Sean cuales sean las circunstancias en lo que esto está pasando, ciertamente se trata de una audaz tentativa de usar el lenguaje como una senda que en la que se nos trasladará de una realidad –la de los 250 años de historia de Estados Unidos y su evolución hacia la inclusión, la diversidad, la igualdad de derechos para las minorías, y la libertad y la justicia para todos– a otra situación; esa en la que se pergeña una transformación conducida por la oligarquía y centrada en la intolerancia, la separación racial y étnica, la discriminación, la ignorancia (en reemplazo de la ciencia) y en la creación de un país cuyos valores son la impiedad y la codicia.
Quizá valga la pena recordar las palabras de Joseph Goebbels, el ministro de Propaganda del nacionalsocialista Hitler. Él tenía una posición muy clara respecto de la importancia de ocultar el objetivo final de su peculiar campaña contra la democracia y la verdad: “El secreto de la propaganda”, decía, “es penetrar en la persona a la que su mensaje está dirigido para apoderarse de ella sin que siquiera se dé cuenta de lo que pasa”.

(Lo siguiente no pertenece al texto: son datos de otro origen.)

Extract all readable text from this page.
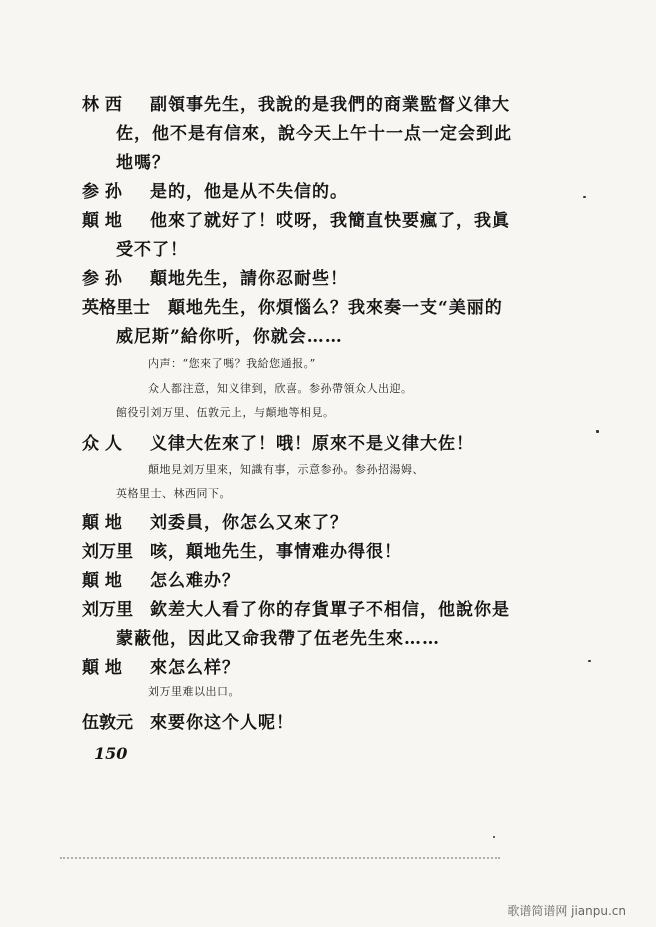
林 西 副領事先生，我說的是我們的商業監督义律大
佐，他不是有信來，說今天上午十一点一定会到此
地嗎？
参 孙 是的，他是从不失信的。
顛 地 他來了就好了！哎呀，我簡直快要瘋了，我眞
受不了！
参 孙 顛地先生，請你忍耐些！
英格里士 顛地先生，你煩惱么？我來奏一支“美丽的
威尼斯”給你听，你就会……
内声：“您來了嗎？我給您通报。”
众人都注意，知义律到，欣喜。参孙帶領众人出迎。
館役引刘万里、伍敦元上，与顛地等相見。
众 人 义律大佐來了！哦！原來不是义律大佐！
顛地見刘万里來，知識有事，示意参孙。参孙招湯姆、
英格里士、林西同下。
顛 地 刘委員，你怎么又來了？
刘万里 咳，顛地先生，事情难办得很！
顛 地 怎么难办？
刘万里 欽差大人看了你的存貨單子不相信，他說你是
蒙蔽他，因此又命我帶了伍老先生來……
顛 地 來怎么样？
刘万里难以出口。
伍敦元 來要你这个人呢！
150
歌谱简谱网 jianpu.cn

Este trabajo es una palabra de advertencia para las personas sensatas. Tal vez, en lugar de denigrar la incompetencia del presidente Trump y el aparente desorden de su gobierno, podría ser valioso dar un paso atrás y preguntarnos si acaso habría un objetivo mayor: concretamente, desmontar la democracia empezando por sus palabras más valiosas.